Some would argue that its major markets are mature, limiting growth. Yet Pivotal Research Group CEO and Internet, Media and Communications analyst Jeff Wlodarczak believes higher medium to long-term Average Revenue Per User and subscriber forecasts warrants a street-high price target for Spotify shares that is significantly higher than its current trading range.
For Pivotal, which already has the highest target price among all analysts covering audio streaming Goliath Spotify, a $510 year-end target price is now in place.
This is up from its previous year-end estimate of $460 per share.

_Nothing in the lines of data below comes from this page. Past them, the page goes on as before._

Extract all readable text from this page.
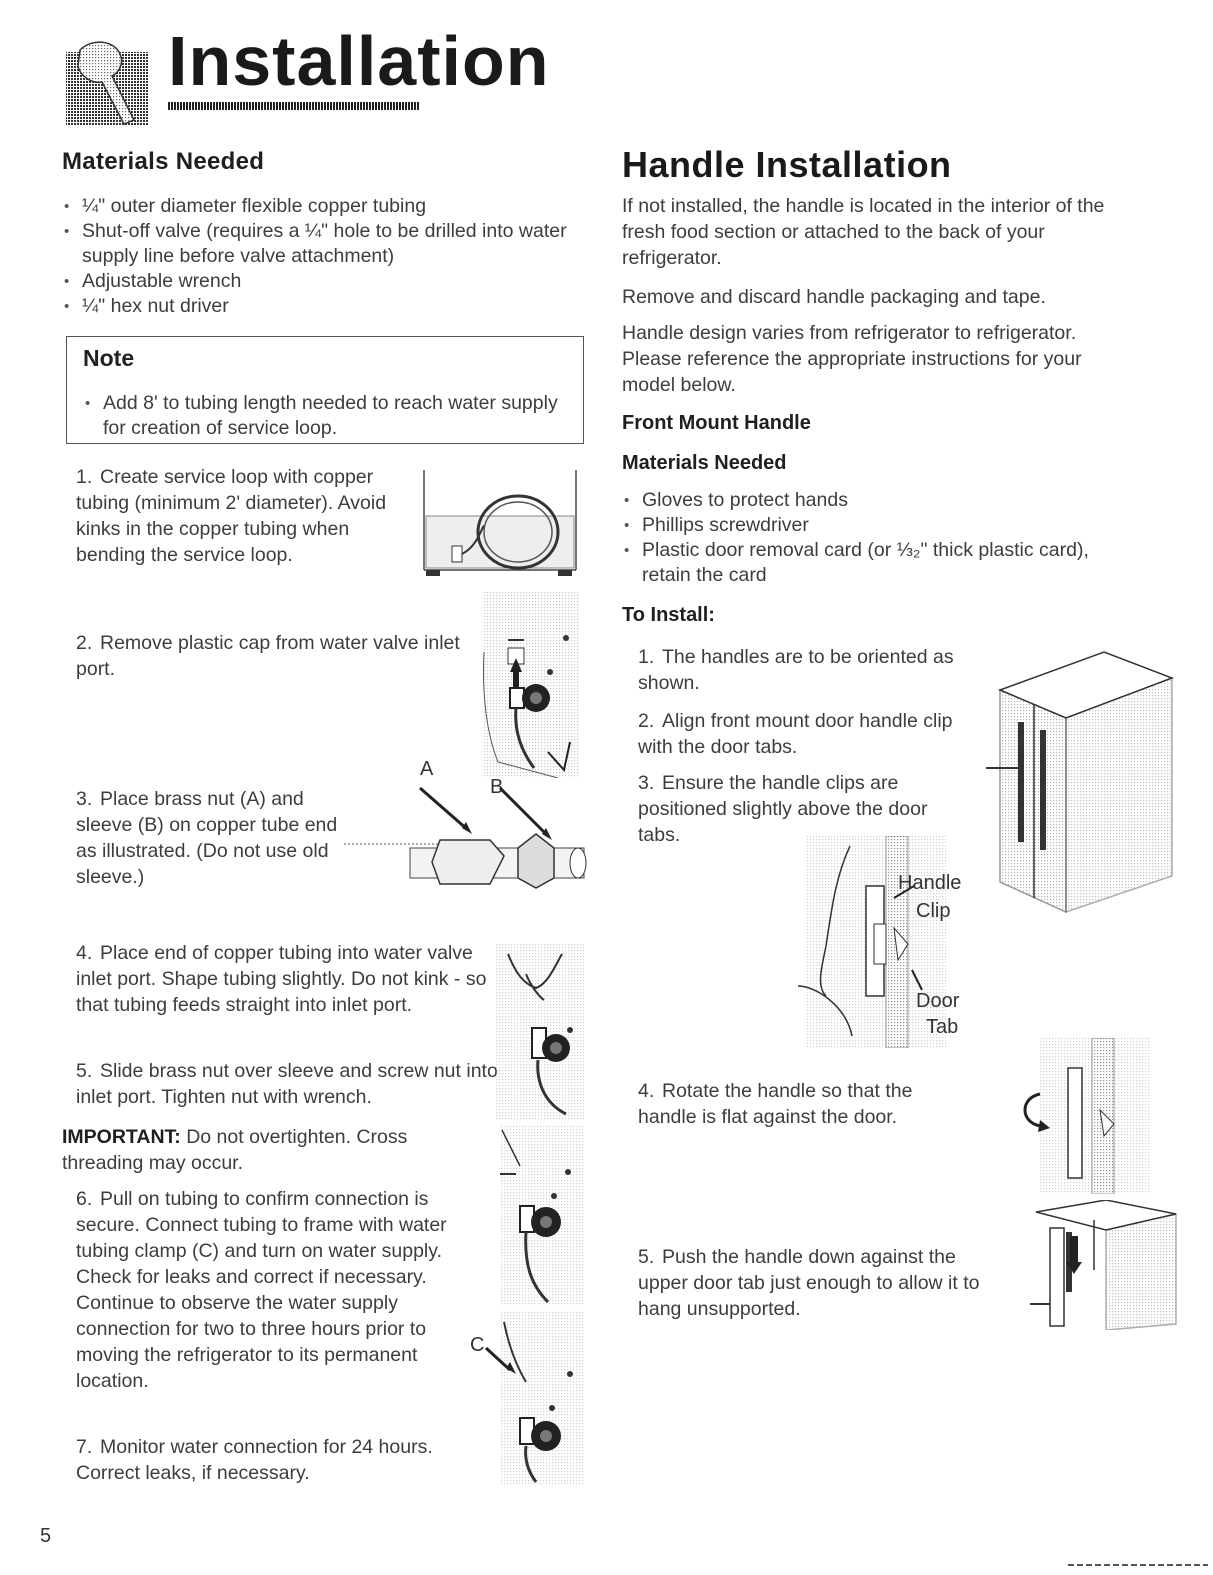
Installation
Materials Needed
• ¼" outer diameter flexible copper tubing
• Shut-off valve (requires a ¼" hole to be drilled into water supply line before valve attachment)
• Adjustable wrench
• ¼" hex nut driver
Note
• Add 8' to tubing length needed to reach water supply for creation of service loop.
1. Create service loop with copper tubing (minimum 2' diameter). Avoid kinks in the copper tubing when bending the service loop.
2. Remove plastic cap from water valve inlet port.
3. Place brass nut (A) and sleeve (B) on copper tube end as illustrated. (Do not use old sleeve.)
A
B
4. Place end of copper tubing into water valve inlet port. Shape tubing slightly. Do not kink - so that tubing feeds straight into inlet port.
5. Slide brass nut over sleeve and screw nut into inlet port. Tighten nut with wrench.
IMPORTANT: Do not overtighten. Cross threading may occur.
6. Pull on tubing to confirm connection is secure. Connect tubing to frame with water tubing clamp (C) and turn on water supply. Check for leaks and correct if necessary. Continue to observe the water supply connection for two to three hours prior to moving the refrigerator to its permanent location.
7. Monitor water connection for 24 hours. Correct leaks, if necessary.
C
5
Handle Installation
If not installed, the handle is located in the interior of the fresh food section or attached to the back of your refrigerator.
Remove and discard handle packaging and tape.
Handle design varies from refrigerator to refrigerator. Please reference the appropriate instructions for your model below.
Front Mount Handle
Materials Needed
• Gloves to protect hands
• Phillips screwdriver
• Plastic door removal card (or ⅓₂" thick plastic card), retain the card
To Install:
1. The handles are to be oriented as shown.
2. Align front mount door handle clip with the door tabs.
3. Ensure the handle clips are positioned slightly above the door tabs.
Handle
Clip
Door
Tab
4. Rotate the handle so that the handle is flat against the door.
5. Push the handle down against the upper door tab just enough to allow it to hang unsupported.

Investors must like what Wlodarczak has to say, as “SPOT,” which trades on the NYSE, was up by 5.7% within the first hour of Thursday’s trading session to $363.56; trading spiked on word of Pivotal’s street-high target price hike.
With a market cap of $73.04 billion, Spotify is approaching its high reached in mid-February 2021, successfully recovering from a dip below $75 per share seen in mid-December 2022. Since then, “SPOT” has been on fire, with nary a significant dip in value.
“Our basic view remains unchanged,” Wlodarczak writes. “Spotify is the clear winner of the global audio streaming battle as evidenced by their best-in-class user-interface and content recommendation engine, subscriber lead and strong second-quarter results.”
Wlodarczak also likes the Q3 guidance offered from Spotify — “despite the fact they raised their price above competitors in early June,” he notes. “This should allow them to continue to generate solid [Monthly Active Users] and ARPU growth.”
Ultimately, this could generate “sizeable gains” in Free Cash Flow as he expects Spotify’s competitors to raise their pricing tiers to Spotify’s levels in the next three to six months.
But Spotify stands out for its recent move to add long-form music video content, which includes long-form video advertisements. “Spotify and Netflix are proof positive,” he says. “Our new higher forecasts for advertising imply Spotify advertising reaches 15% of revenue (vs. 12% currently) by 2028 versus management’s goal — not unreasonable — of 20%.”
The new $510 target price Spotify would trade at is near $100 billion in enterprise value (up from $99 billion), “which intuitively make sense to us for the clear winner of the global music streaming race on its way to 1 billion MAUs and materially higher ARPU over the next 5-7 years,” Wlodarczak concludes. “We also believe there are material opportunities to significantly expand the social media component of their service and to lever AI into more rapid development of new products, more robust content recommendation and ad targeting.”